“Iron” Mike Tyson was a boxing prodigy. The unstoppable Tyson won the WBC heavyweight title at the tender young age of 20 and was just getting started. For the next three years, young Tyson ruled the roost, taking WBA, IBF, and The Ring heavyweight titles, and leaving a bunch of knocked-out stars in his wake.
One of the toughest thugs the sport has ever seen, Tyson was challenged to an MMA fight more than once in its prime. Gracie brothers Royce and Rickson both expressed an interest in fighting “The Baddest Man on the Planet” in the 1990s. The UFC was still in its infancy back then and had not yet grown to the commercial success of boxing. For the Gracies, Tyson was another target to prove that Brazilian jiu-jitsu trumped all other martial arts, including boxing.

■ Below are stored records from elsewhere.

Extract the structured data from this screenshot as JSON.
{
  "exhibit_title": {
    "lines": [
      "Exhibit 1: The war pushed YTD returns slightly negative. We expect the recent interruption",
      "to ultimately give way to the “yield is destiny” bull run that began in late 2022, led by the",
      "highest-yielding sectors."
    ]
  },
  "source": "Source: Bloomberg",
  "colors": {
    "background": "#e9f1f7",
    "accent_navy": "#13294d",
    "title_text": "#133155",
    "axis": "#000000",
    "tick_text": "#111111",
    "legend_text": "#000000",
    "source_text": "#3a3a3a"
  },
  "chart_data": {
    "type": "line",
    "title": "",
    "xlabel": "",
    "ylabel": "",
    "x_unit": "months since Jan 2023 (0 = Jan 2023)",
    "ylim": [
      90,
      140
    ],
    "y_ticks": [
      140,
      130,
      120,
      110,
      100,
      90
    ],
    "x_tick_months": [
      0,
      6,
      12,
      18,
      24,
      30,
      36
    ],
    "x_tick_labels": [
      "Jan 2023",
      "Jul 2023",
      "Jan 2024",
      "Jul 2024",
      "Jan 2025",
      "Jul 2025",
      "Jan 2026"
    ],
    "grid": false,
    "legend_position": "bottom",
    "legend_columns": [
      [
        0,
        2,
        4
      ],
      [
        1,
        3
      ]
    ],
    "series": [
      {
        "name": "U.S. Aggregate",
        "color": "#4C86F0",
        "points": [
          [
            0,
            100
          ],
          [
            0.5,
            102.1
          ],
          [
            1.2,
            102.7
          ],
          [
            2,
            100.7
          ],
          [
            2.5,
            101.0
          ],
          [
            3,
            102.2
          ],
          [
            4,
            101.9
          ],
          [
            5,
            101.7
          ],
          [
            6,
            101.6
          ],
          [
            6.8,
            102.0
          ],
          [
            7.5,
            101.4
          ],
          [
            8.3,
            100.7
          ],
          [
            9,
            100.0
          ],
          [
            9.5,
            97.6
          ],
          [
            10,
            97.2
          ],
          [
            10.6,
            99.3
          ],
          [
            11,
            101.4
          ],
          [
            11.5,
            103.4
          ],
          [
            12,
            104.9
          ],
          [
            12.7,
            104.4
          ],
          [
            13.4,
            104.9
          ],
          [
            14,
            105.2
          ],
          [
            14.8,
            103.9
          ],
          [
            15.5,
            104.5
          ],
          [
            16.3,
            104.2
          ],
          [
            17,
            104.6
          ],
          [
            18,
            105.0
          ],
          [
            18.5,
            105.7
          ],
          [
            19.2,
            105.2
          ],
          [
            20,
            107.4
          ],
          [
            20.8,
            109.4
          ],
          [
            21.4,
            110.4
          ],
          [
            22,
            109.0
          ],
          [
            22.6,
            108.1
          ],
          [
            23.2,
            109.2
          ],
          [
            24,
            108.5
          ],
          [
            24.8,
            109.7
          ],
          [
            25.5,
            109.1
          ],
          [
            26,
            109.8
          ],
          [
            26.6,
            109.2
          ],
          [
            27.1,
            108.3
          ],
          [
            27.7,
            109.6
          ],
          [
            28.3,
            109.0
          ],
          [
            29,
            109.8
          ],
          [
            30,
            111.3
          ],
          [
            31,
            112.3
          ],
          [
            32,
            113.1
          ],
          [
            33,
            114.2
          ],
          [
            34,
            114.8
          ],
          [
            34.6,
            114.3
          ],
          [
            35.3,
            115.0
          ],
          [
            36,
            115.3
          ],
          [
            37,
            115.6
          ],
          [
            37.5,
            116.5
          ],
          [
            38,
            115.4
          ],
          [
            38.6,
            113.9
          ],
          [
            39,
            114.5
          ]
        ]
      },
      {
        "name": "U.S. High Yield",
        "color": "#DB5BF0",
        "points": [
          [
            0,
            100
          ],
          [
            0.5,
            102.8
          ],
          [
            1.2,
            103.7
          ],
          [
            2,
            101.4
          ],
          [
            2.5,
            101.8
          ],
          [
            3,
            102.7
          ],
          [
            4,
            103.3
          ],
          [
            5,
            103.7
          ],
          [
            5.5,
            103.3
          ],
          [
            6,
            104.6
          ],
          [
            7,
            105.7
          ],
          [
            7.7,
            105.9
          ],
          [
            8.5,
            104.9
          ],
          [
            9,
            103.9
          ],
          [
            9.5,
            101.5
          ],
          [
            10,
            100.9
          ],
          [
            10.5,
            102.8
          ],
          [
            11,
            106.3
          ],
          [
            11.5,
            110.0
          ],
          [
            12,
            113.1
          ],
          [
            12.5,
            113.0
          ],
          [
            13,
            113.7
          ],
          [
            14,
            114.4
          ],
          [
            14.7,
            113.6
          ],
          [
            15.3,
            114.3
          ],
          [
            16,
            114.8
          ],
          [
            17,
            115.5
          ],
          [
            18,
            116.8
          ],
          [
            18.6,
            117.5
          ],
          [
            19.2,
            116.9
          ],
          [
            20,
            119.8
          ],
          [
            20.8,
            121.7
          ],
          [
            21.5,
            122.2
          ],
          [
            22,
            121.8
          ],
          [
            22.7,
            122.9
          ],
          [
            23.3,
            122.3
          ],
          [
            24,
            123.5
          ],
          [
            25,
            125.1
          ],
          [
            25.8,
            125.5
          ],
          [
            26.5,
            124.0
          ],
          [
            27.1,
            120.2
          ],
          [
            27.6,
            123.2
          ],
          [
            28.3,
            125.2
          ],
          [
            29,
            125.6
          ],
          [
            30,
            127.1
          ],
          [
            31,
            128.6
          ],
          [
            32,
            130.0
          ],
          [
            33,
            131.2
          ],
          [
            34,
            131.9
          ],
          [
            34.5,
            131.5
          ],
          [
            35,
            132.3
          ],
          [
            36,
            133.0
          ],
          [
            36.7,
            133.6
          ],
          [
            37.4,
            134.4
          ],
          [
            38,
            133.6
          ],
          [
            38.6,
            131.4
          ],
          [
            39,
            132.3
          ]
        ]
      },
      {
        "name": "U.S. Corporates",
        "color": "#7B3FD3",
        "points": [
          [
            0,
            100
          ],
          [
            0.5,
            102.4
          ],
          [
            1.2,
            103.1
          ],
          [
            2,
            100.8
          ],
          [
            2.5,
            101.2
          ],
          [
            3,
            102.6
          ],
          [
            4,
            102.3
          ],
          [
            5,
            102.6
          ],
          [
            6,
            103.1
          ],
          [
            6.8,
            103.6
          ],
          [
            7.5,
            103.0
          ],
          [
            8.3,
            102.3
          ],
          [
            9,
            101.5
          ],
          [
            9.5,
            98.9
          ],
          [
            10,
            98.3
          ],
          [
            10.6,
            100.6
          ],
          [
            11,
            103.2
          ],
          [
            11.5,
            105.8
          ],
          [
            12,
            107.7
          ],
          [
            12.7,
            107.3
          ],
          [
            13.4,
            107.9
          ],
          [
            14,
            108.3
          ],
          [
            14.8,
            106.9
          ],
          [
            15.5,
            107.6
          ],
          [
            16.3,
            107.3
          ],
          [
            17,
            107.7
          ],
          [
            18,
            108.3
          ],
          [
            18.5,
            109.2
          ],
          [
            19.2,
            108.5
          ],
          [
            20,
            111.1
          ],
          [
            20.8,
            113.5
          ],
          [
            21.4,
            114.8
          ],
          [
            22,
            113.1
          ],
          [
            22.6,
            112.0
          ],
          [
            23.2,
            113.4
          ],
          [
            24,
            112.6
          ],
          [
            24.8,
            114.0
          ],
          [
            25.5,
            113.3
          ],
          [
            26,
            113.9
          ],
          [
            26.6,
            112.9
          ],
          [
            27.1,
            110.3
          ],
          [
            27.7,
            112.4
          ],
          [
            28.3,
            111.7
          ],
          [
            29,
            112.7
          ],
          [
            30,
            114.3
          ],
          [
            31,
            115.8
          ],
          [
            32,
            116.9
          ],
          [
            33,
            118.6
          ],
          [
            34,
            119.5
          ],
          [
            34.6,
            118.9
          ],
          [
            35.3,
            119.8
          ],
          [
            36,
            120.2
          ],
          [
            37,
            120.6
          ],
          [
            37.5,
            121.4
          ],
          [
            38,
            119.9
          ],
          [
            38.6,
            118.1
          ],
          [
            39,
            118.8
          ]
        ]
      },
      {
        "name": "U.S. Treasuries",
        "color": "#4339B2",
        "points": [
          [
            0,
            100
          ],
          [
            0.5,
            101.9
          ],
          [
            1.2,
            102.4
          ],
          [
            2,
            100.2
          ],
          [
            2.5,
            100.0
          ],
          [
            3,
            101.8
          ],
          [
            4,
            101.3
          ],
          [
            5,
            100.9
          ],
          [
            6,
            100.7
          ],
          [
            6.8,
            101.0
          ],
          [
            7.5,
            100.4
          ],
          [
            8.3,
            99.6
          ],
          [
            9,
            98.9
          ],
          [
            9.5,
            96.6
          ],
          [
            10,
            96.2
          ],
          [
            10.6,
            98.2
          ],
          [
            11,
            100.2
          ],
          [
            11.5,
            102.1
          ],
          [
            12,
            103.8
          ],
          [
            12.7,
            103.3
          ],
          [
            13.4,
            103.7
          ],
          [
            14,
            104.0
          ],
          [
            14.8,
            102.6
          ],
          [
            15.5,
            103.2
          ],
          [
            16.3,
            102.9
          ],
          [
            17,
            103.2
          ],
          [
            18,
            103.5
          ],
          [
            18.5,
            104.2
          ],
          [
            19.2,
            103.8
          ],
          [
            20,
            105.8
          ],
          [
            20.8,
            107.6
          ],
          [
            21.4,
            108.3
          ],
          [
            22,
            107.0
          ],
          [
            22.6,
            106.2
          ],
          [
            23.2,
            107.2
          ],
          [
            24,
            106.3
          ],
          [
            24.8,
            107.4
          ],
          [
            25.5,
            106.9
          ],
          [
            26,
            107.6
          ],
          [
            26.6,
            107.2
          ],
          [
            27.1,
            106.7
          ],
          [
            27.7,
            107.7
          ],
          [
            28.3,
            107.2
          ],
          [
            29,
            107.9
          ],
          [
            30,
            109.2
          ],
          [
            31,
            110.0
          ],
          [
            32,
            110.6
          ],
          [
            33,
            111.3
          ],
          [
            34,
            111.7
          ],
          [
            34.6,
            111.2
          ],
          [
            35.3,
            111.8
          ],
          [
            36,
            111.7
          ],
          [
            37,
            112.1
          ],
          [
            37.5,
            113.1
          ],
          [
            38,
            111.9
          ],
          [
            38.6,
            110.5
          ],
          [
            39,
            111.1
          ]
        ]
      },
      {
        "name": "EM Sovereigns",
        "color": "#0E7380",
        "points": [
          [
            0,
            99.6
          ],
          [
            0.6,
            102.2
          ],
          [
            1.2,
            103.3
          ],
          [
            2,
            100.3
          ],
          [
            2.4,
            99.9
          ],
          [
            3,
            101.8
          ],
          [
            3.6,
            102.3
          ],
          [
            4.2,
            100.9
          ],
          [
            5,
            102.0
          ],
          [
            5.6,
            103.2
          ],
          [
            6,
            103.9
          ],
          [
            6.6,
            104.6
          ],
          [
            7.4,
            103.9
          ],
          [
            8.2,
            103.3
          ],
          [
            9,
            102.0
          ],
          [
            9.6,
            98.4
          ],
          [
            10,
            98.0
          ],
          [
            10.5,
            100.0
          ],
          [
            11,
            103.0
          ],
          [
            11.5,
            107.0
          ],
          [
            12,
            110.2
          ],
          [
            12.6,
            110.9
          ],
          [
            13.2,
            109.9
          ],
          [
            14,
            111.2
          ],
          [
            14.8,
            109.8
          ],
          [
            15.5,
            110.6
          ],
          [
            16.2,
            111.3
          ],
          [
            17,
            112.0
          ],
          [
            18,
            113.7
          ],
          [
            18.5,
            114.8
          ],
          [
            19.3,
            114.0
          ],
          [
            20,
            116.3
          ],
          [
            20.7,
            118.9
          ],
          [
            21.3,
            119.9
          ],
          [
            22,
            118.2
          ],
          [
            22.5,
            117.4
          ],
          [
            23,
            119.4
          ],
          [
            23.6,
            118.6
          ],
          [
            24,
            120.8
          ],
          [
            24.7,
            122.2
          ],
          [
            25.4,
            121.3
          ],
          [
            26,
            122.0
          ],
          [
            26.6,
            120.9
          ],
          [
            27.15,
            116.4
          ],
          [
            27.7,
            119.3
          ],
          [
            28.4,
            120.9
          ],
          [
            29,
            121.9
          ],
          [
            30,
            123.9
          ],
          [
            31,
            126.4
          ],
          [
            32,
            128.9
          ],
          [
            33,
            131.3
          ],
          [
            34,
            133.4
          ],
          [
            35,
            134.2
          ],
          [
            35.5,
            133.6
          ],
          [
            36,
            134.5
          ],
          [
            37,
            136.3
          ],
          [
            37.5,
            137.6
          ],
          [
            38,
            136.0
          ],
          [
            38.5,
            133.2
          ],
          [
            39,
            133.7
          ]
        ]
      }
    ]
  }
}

Although ‘Iron’ Mike expressed some interest in 1997, he stuck to the fistfight and the planned superfight never materialized. Rumors that Tyson would get into MMA resurfaced in 2003 when Bob Sapp – then at the height of his fame in Japan – challenged him to a fight in K-1. There was never a fight for a variety of reasons.
Mike Tyson is a master of the Queensberry Rules and has little training in other martial arts. In its early days, boxing was the undisputed king of martial arts and the only one that promised a lot of money. But if promotions like the UFC had been the mainstream phenomenon they are today, would Tyson have fought for the octagon instead?
Mike Tyson’s conditioning was perfect for MMA
When it came to training, Mike Tyson was on a different level. On a daily basis, the peak-a-boo fighter ran, trained the heavy bag, trained the speed bag, shadowbox, did hundreds of calisthenics, meditated, and spent extended periods of time on a bike machine.
Under Cus D’Amato’s guidance, Tyson developed explosive power, speed, and durability. Tyson took a page from the wrestler’s playbook and would do neck bridges for up to 10 minutes a day. Often considered one of the most dangerous exercises on the market, the neck bridge strengthens the neck, trapezoid and lower back muscles while promoting flexibility and stability of the rear chain. For Tyson, it reduced the risk of whiplash injuries and thus being knocked out in the ring.
Tyson’s superhuman neck strength would have been a great advantage in the octagon. In addition, his muscular, stocky body looks like it was made for explosive grappling.
There is also its mental advantage that should be kept in mind. Tyson often underwent hypnosis to reinforce his aggressive, fearless mindset in the ring. Regardless of the sport, it is a great benefit for any athlete to attack with so much confidence, drive and intensity.
Tyson’s mixture of endurance, knockout power, speed and inner fire would have made him almost as dangerous in the cage as in the boxing ring. Even now, the former world champion takes a mean blow.
How well would Mike Tyson have done?
At 5’10 and about 240 pounds for much of his career, Tyson would have fought heavyweight just like he did in boxing. His range wouldn’t have been special, but his strength, coupled with his exceptional defense, would have made him a deadly striker and counterattack.
When it comes to punching power, few MMA fighters have come anywhere near the damage Tyson could do. The most obvious example of someone at this level would be current UFC heavyweight champion Francis Ngannou.
For Tyson, the sky would have been the limit, provided he could have mastered his floor play and grappling. As mentioned earlier, his conditioning made him perfect for sports like freestyle wrestling. Had Tyson come to them quickly, his strength would have enabled him to conduct fire-fighting operations. Agile and mobile for his size, Tyson’s quick response time, his ingenious approach to defense, and his talent for unorthodox fishing would have made him terrifying in the octagon.
It is entirely plausible that after a considerable amount of time devoted to wrestling and lower body strikes, Tyson would have been a dangerous long-term heavyweight champion in MMA, just as he was in boxing.